Re: Weakness of Feistel ciphers

kim@xxxxxxxxxxx (Kim G. S. Øyhus) writes:

In article <7xodyx74on.fsf@xxxxxxxxxxxxxxxxxxx>,
Paul Rubin <> wrote:
kim@xxxxxxxxxxx (Kim G. S. Øyhus) writes:
It has to work modula a Mersenne prime, product of primes, or similar.

OK. It sounds like you're asking for a bijection from Z//p to Z//p
where you can quickly compute both the encryption and its inverse. Is
that right?

Yes, and perhaps other fields or semigroups as well, as you guessed.

That is straightforward to do using AES or SHA or whatever as a
building block. Schroeppel's paper about the Hasty Pudding Cipher
explains how.

Thank you for your advice. I will examine that.

I am not a rookie. I have worked professionally with crypto for over
4 years now, and have made stuff like the fastest RSA for the ARM
processor, and a system which converts fingerprints to crypto keys.

The kinds of questions you're asking make it sound like you may
understand how to implement math algorithms, but you don't actually
understand crypto. There's nothing wrong with that, but it means
you're not yet in a position to roll your own.

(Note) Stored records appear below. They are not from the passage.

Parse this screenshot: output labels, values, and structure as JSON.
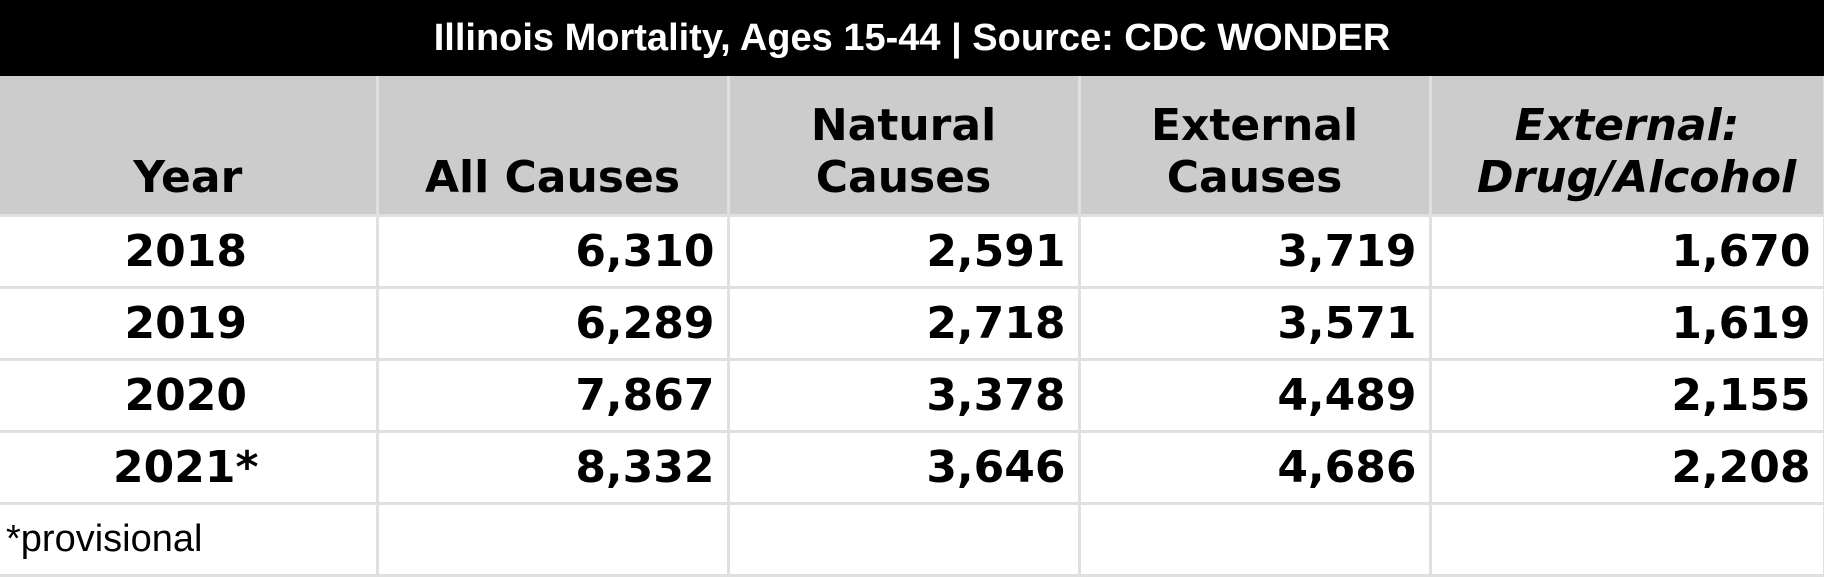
{
  "table": {
    "title": "Illinois Mortality, Ages 15-44 | Source: CDC WONDER",
    "columns": [
      "Year",
      "All Causes",
      "Natural Causes",
      "External Causes",
      "External: Drug/Alcohol"
    ],
    "rows": [
      [
        "2018",
        "6,310",
        "2,591",
        "3,719",
        "1,670"
      ],
      [
        "2019",
        "6,289",
        "2,718",
        "3,571",
        "1,619"
      ],
      [
        "2020",
        "7,867",
        "3,378",
        "4,489",
        "2,155"
      ],
      [
        "2021*",
        "8,332",
        "3,646",
        "4,686",
        "2,208"
      ]
    ],
    "footnote": "*provisional"
  }
}
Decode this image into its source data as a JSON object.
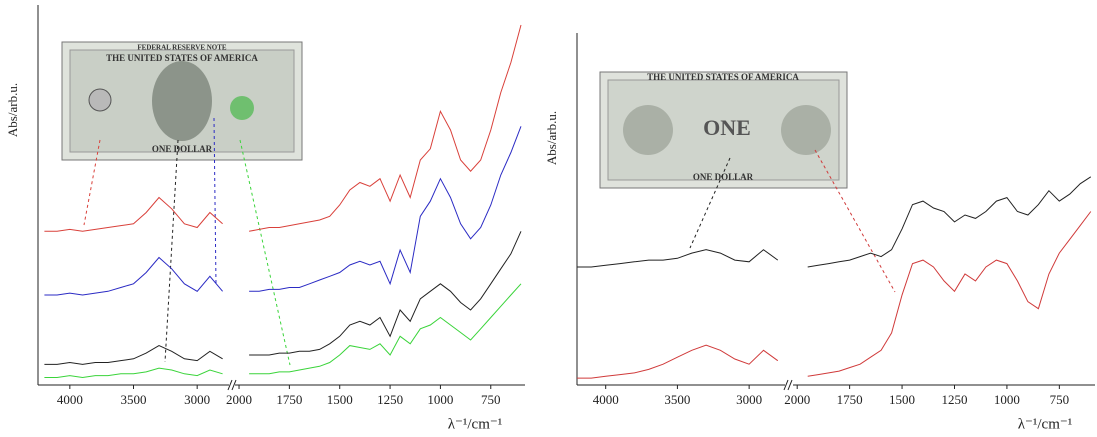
{
  "chart_data": [
    {
      "type": "line",
      "y_label": "Abs/arb.u.",
      "x_label": "λ⁻¹/cm⁻¹",
      "x": [
        4200,
        4100,
        4000,
        3900,
        3800,
        3700,
        3600,
        3500,
        3400,
        3300,
        3200,
        3100,
        3000,
        2900,
        2800,
        2000,
        1950,
        1900,
        1850,
        1800,
        1750,
        1700,
        1650,
        1600,
        1550,
        1500,
        1450,
        1400,
        1350,
        1300,
        1250,
        1200,
        1150,
        1100,
        1050,
        1000,
        950,
        900,
        850,
        800,
        750,
        700,
        650,
        600
      ],
      "x_segments": [
        [
          4250,
          2750
        ],
        [
          2020,
          580
        ]
      ],
      "ylim": [
        0,
        10
      ],
      "xticks": [
        4000,
        3500,
        3000,
        2000,
        1750,
        1500,
        1250,
        1000,
        750
      ],
      "series": [
        {
          "color": "#d9403a",
          "values": [
            4.1,
            4.1,
            4.15,
            4.1,
            4.15,
            4.2,
            4.25,
            4.3,
            4.6,
            5.0,
            4.7,
            4.3,
            4.2,
            4.6,
            4.3,
            null,
            4.1,
            4.15,
            4.2,
            4.2,
            4.25,
            4.3,
            4.35,
            4.4,
            4.5,
            4.8,
            5.2,
            5.4,
            5.3,
            5.5,
            4.9,
            5.6,
            5.0,
            6.0,
            6.3,
            7.3,
            6.8,
            6.0,
            5.7,
            6.0,
            6.8,
            7.8,
            8.6,
            9.6
          ]
        },
        {
          "color": "#2b2bc4",
          "values": [
            2.4,
            2.4,
            2.45,
            2.4,
            2.45,
            2.5,
            2.6,
            2.7,
            3.0,
            3.4,
            3.1,
            2.7,
            2.5,
            2.9,
            2.5,
            null,
            2.5,
            2.5,
            2.55,
            2.55,
            2.6,
            2.6,
            2.7,
            2.8,
            2.9,
            3.0,
            3.2,
            3.3,
            3.2,
            3.3,
            2.7,
            3.6,
            3.0,
            4.5,
            4.9,
            5.5,
            5.0,
            4.3,
            3.9,
            4.2,
            4.8,
            5.6,
            6.2,
            6.9
          ]
        },
        {
          "color": "#222222",
          "values": [
            0.55,
            0.55,
            0.6,
            0.55,
            0.6,
            0.6,
            0.65,
            0.7,
            0.85,
            1.05,
            0.9,
            0.7,
            0.65,
            0.9,
            0.7,
            null,
            0.8,
            0.8,
            0.8,
            0.85,
            0.85,
            0.9,
            0.9,
            0.95,
            1.1,
            1.3,
            1.6,
            1.7,
            1.6,
            1.8,
            1.3,
            2.0,
            1.7,
            2.3,
            2.5,
            2.7,
            2.5,
            2.2,
            2.0,
            2.3,
            2.7,
            3.1,
            3.5,
            4.1
          ]
        },
        {
          "color": "#3ad43a",
          "values": [
            0.2,
            0.2,
            0.25,
            0.2,
            0.25,
            0.25,
            0.3,
            0.3,
            0.35,
            0.45,
            0.4,
            0.3,
            0.25,
            0.4,
            0.3,
            null,
            0.3,
            0.3,
            0.3,
            0.35,
            0.35,
            0.4,
            0.45,
            0.5,
            0.6,
            0.8,
            1.05,
            1.0,
            0.95,
            1.1,
            0.8,
            1.3,
            1.1,
            1.5,
            1.6,
            1.8,
            1.6,
            1.4,
            1.2,
            1.5,
            1.8,
            2.1,
            2.4,
            2.7
          ]
        }
      ],
      "annotations": [
        "FEDERAL RESERVE NOTE",
        "THE UNITED STATES OF AMERICA",
        "ONE DOLLAR"
      ]
    },
    {
      "type": "line",
      "y_label": "Abs/arb.u.",
      "x_label": "λ⁻¹/cm⁻¹",
      "x": [
        4200,
        4100,
        4000,
        3900,
        3800,
        3700,
        3600,
        3500,
        3400,
        3300,
        3200,
        3100,
        3000,
        2900,
        2800,
        2000,
        1950,
        1900,
        1850,
        1800,
        1750,
        1700,
        1650,
        1600,
        1550,
        1500,
        1450,
        1400,
        1350,
        1300,
        1250,
        1200,
        1150,
        1100,
        1050,
        1000,
        950,
        900,
        850,
        800,
        750,
        700,
        650,
        600
      ],
      "x_segments": [
        [
          4200,
          2750
        ],
        [
          2020,
          580
        ]
      ],
      "ylim": [
        0,
        10
      ],
      "xticks": [
        4000,
        3500,
        3000,
        2000,
        1750,
        1500,
        1250,
        1000,
        750
      ],
      "series": [
        {
          "color": "#222222",
          "values": [
            3.4,
            3.4,
            3.45,
            3.5,
            3.55,
            3.6,
            3.6,
            3.65,
            3.8,
            3.9,
            3.8,
            3.6,
            3.55,
            3.9,
            3.6,
            null,
            3.4,
            3.45,
            3.5,
            3.55,
            3.6,
            3.7,
            3.8,
            3.7,
            3.9,
            4.5,
            5.2,
            5.3,
            5.1,
            5.0,
            4.7,
            4.9,
            4.8,
            5.0,
            5.3,
            5.4,
            5.0,
            4.9,
            5.2,
            5.6,
            5.3,
            5.5,
            5.8,
            6.0
          ]
        },
        {
          "color": "#d03a3a",
          "values": [
            0.2,
            0.2,
            0.25,
            0.3,
            0.35,
            0.45,
            0.6,
            0.8,
            1.0,
            1.15,
            1.0,
            0.75,
            0.6,
            1.0,
            0.7,
            null,
            0.25,
            0.3,
            0.35,
            0.4,
            0.5,
            0.6,
            0.8,
            1.0,
            1.5,
            2.6,
            3.5,
            3.6,
            3.4,
            3.0,
            2.7,
            3.2,
            3.0,
            3.4,
            3.6,
            3.5,
            3.0,
            2.4,
            2.2,
            3.2,
            3.8,
            4.2,
            4.6,
            5.0
          ]
        }
      ],
      "annotations": [
        "THE UNITED STATES OF AMERICA",
        "ONE",
        "ONE DOLLAR"
      ]
    }
  ]
}
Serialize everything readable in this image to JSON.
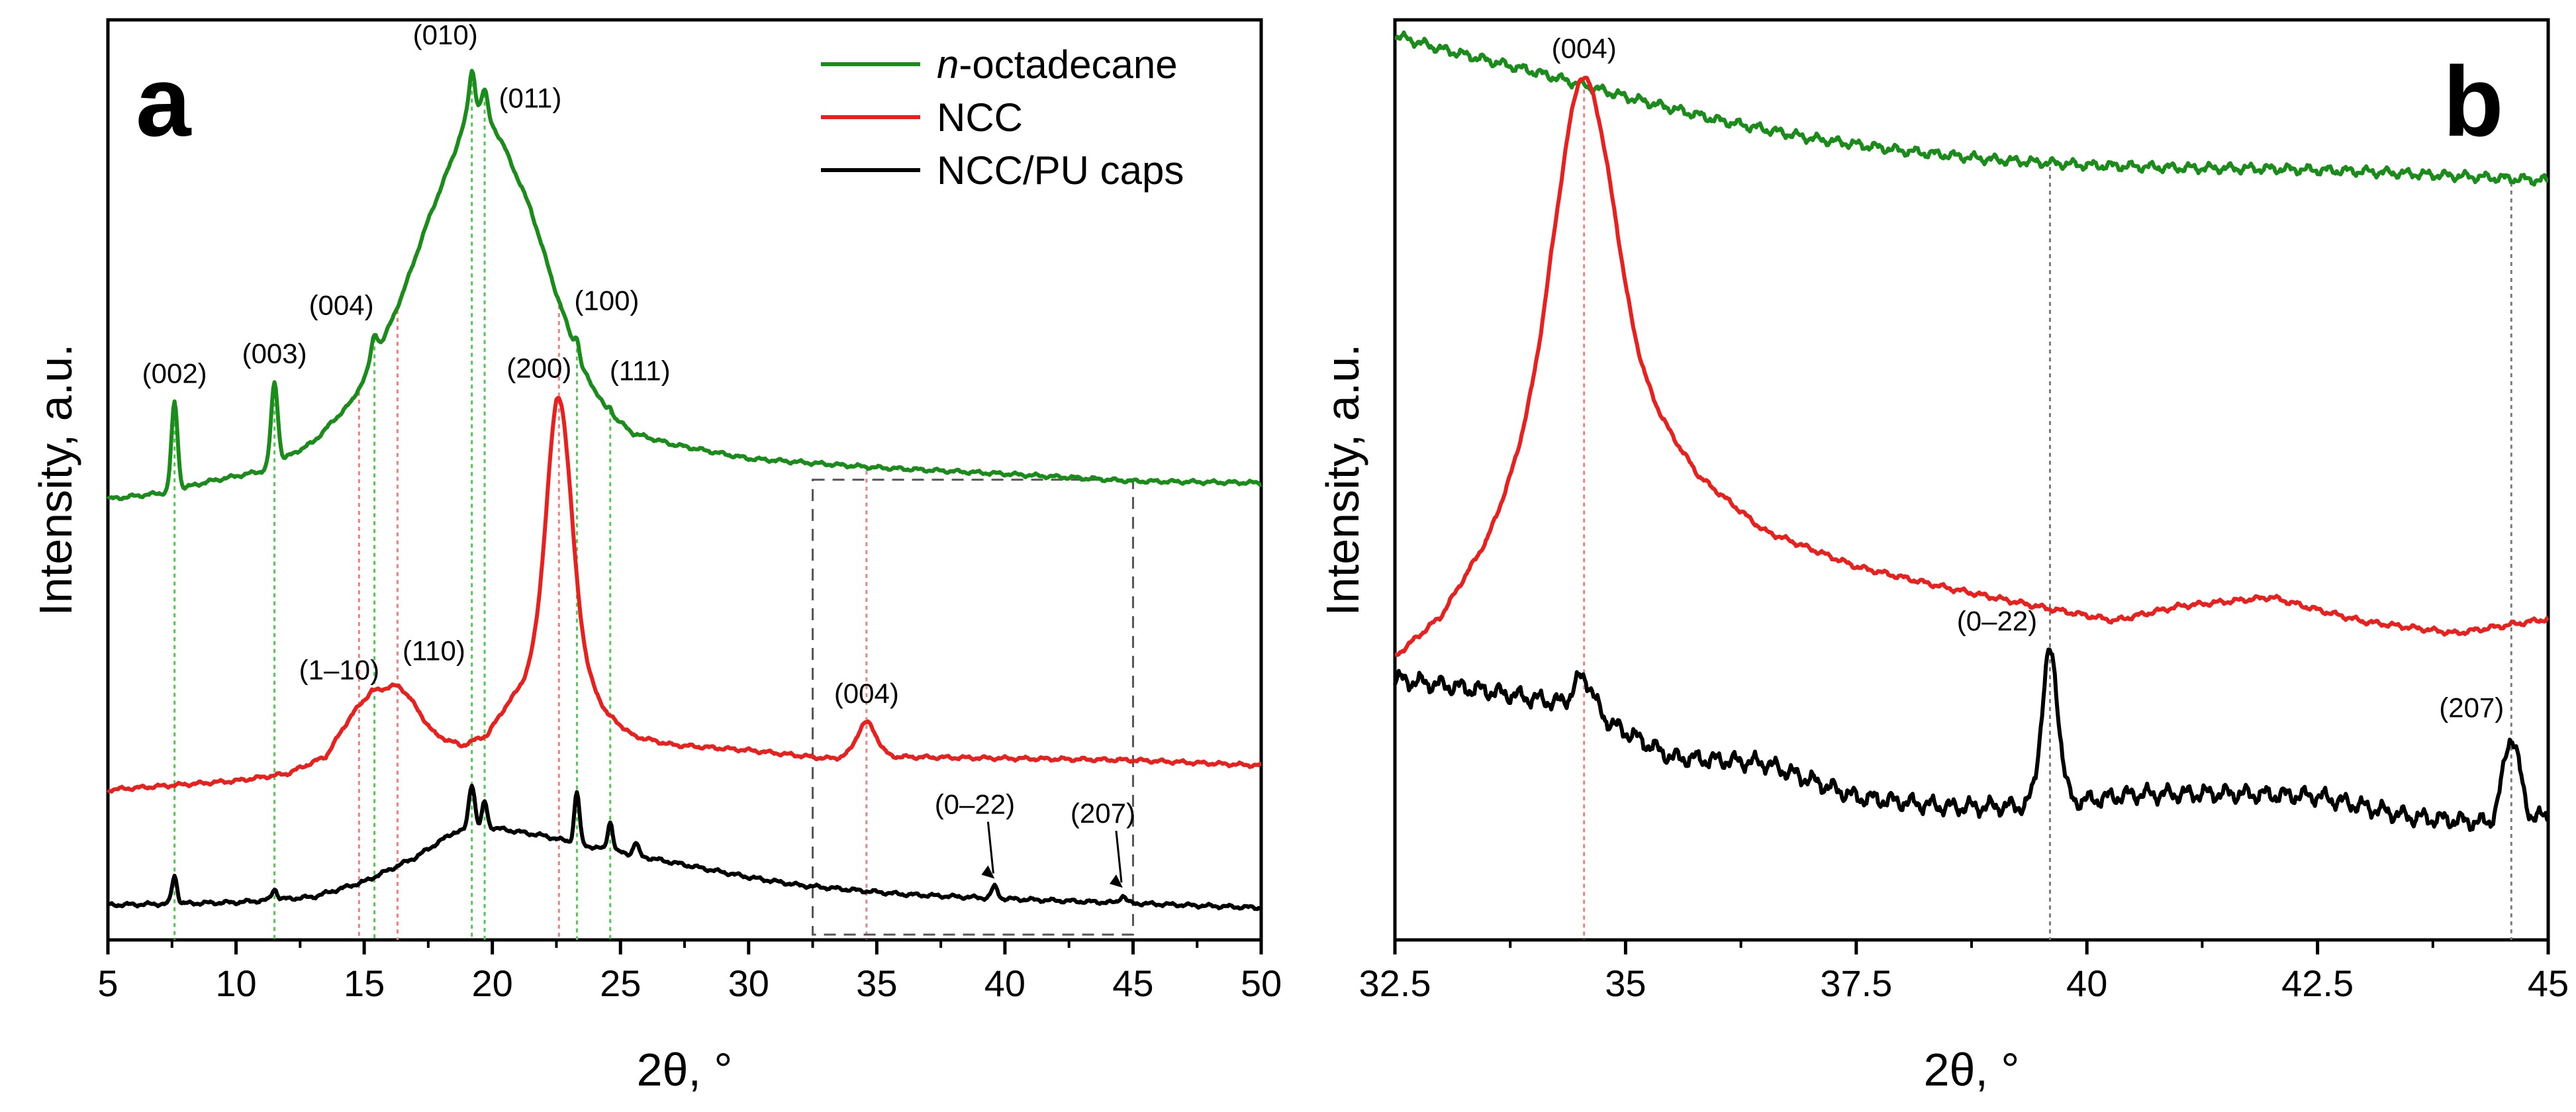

Since I do not need strong crypto, I think it is perfectly all right
to make my own. I just need something that is strong enough, stronger
than ordinary pseudo random generators. My tests say I have achieved
that, but they can be wrong.

Designing good pseudo random number generators is, like crypt, a field
littered with the carcases of ideas of people who thought they had improved
on the field. And "your tests" are almost certainly wrong. There is no way
to test the output to decide if it is cryptographically strong PRG.
(Of course it depends on what you mean by "ordinary". If you mean circa
1940 generators, probably yes. If you mean current state of the art, almost
certainly no.)